20.1 Implication de la gestion – services et NSI : Possibilité d'amélioration

  • L'institution peut être dotée de comités ou de sous-comités qui examinent les décisions concernant le service ou les prennent. Cependant, ces comités ou sous-comités ne sont pas nécessairement composés de membres de la haute direction qui sont responsables des services. L'institution n'a pas de comité à qui est confiée la responsabilité de prendre des décisions concernant les services et de surveiller les services à l'échelle de l'institution.
  • La haute direction a établi et communiqué ses attentes quant à la satisfaction des besoins des clients, surtout en lien avec les normes de services et la mesure de la satisfaction des clients.
  • La haute direction a pris quelques mesures pour surveiller les progrès, mais elle ne dispose pas toujours de l'information requise pour permettre de rectifier le tir au besoin.
  • La haute direction effectue la surveillance pour s'assurer que les exigences de NSI 2.0 sont rencontrées à l'échelle de l'institution. En se fondant sur cette information panorganisationnelle, la haute direction peut en général prendre en temps opportun des décisions proactives concernant la NSI 2.0 et rectifier le tir au besoin.
  • La haute direction établit des priorités et des buts en matière de service, mais pas toujours à l'échelle de l'institution.

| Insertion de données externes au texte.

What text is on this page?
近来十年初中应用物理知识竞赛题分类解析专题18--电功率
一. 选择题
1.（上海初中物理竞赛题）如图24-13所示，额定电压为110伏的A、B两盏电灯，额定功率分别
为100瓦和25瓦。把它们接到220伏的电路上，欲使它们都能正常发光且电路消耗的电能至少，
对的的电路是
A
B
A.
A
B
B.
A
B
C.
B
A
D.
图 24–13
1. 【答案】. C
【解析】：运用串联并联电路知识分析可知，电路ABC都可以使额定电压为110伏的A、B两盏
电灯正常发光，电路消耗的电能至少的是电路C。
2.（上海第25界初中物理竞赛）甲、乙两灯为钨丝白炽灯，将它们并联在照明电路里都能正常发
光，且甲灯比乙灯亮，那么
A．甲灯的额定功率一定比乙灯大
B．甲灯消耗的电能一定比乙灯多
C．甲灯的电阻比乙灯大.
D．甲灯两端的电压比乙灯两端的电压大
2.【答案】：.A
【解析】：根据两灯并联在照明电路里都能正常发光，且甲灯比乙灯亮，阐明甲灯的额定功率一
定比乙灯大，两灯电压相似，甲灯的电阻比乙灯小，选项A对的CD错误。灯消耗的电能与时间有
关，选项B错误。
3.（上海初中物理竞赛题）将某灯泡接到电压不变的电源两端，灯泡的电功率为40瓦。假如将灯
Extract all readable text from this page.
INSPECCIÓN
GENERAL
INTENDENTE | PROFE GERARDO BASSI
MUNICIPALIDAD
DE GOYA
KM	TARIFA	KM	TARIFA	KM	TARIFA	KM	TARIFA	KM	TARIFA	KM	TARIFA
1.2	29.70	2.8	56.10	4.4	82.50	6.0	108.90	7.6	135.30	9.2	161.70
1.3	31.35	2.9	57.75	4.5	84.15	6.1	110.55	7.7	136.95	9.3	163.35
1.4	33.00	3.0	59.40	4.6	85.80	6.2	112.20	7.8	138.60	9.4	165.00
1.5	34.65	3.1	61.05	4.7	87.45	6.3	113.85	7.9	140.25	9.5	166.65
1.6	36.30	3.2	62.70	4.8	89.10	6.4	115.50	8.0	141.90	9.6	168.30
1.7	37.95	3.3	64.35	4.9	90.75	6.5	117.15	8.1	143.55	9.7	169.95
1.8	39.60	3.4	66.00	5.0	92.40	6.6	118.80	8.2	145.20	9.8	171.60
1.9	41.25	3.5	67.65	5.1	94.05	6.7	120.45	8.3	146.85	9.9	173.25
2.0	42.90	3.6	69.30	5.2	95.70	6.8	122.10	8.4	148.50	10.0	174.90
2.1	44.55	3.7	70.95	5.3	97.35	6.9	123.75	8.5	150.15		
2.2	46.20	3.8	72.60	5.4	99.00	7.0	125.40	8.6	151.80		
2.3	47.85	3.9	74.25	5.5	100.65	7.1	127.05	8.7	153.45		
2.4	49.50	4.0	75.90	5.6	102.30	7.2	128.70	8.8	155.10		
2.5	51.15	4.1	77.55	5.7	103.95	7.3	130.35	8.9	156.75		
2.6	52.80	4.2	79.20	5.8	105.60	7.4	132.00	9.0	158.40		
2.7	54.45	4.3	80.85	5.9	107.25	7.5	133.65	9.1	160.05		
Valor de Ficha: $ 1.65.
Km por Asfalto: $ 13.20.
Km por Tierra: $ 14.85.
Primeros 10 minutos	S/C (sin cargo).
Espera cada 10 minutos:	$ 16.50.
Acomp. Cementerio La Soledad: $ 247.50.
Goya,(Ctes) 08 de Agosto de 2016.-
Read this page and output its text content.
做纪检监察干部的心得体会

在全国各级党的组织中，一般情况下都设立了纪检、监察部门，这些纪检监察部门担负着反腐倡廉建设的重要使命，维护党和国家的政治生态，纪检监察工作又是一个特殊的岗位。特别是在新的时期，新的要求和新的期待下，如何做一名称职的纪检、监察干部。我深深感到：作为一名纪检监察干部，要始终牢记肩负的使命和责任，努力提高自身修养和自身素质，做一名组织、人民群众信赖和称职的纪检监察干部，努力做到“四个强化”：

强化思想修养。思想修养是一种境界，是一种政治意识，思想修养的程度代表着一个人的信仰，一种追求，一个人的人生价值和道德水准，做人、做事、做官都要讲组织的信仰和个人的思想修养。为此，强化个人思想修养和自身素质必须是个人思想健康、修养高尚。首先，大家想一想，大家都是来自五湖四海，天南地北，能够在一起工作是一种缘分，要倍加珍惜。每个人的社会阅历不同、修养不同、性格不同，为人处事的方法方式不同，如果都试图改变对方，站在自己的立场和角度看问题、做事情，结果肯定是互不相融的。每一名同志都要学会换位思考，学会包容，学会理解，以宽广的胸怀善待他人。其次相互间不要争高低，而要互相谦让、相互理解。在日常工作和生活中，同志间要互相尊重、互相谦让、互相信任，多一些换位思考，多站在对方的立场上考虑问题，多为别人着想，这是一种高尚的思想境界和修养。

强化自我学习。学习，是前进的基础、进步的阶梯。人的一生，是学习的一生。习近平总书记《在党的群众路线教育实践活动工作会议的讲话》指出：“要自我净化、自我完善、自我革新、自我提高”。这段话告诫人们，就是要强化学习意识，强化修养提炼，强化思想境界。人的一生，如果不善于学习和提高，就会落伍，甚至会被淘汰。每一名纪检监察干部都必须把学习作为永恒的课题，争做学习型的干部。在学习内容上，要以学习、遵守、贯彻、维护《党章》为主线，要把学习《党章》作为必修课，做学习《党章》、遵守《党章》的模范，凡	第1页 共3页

La haute direction ne se sert pas toujours de l'information sur le rendement pour cerner les priorités et buts.

20.2 Les points de vue des citoyens/clients : Acceptable

  • Il y a beaucoup de preuves que les résultats des consultations sont mis à la disposition du public.
  • Il y a des plans de consultation.
  • La clientèle est clairement ciblée pour les consultations publiques.
  • Peu d'indications de l'intégration de la rétroaction dans la mise en œuvre des services, des programmes, des politiques et des initiatives.
  • Peu d'outils permettant de consulter les clients.

20.3 Langues officielles : Possibilité d'amélioration

  • L'analyse du bilan annuel sur les langues officielles indique que l'institution est généralement en mesure de s'acquitter de ses obligations.
  • L'institution a commencé à effectuer les suivis requis pour améliorer la prestation des services dans les deux LO.
  • L'institution a généralement les ressources adéquates pour servir le public dans les deux LO.
  • Les vérifications révèlent de nombreuses lacunes dans l'offre active et la prestation des services dans les deux LO.
  • Peu de plaintes sont fondées selon le Commissaire aux langues officielles.

Le SCT encourage POC à :

  • Établir une structure de gouvernance pour assurer la surveillance des services.
  • Continuer de mesurer la satisfaction des clients à l'aide de l'Outil de mesures communes.
  • Mettre les renseignements concernant ses principales consultations sur le site du Canada.
  • Tenir compte de la rétroaction au moment de la mise en œuvre de ses politiques, programmes, services et initiatives.
Recommandations

POC devrait se concentrer sur l'établissement de priorités et de buts pour l'amélioration des services à l'échelle de l'institution tout en s'assurant que la haute direction de l'institution est mise au courant du rendement et qu'elle peut modifier la façon de procéder au moment opportun.


 


Variation de la cote par rapport à l'an passé : Non-disponible

21. Harmonisation des instruments de responsabilisation

     


Fort

Points saillants Opportunités

 

Tous les ministères et organismes devraient se concentrer davantage sur la clarté des responsabilités, les rencontres individuelles, l'examen semestriel et les plans d'amélioration du rendement.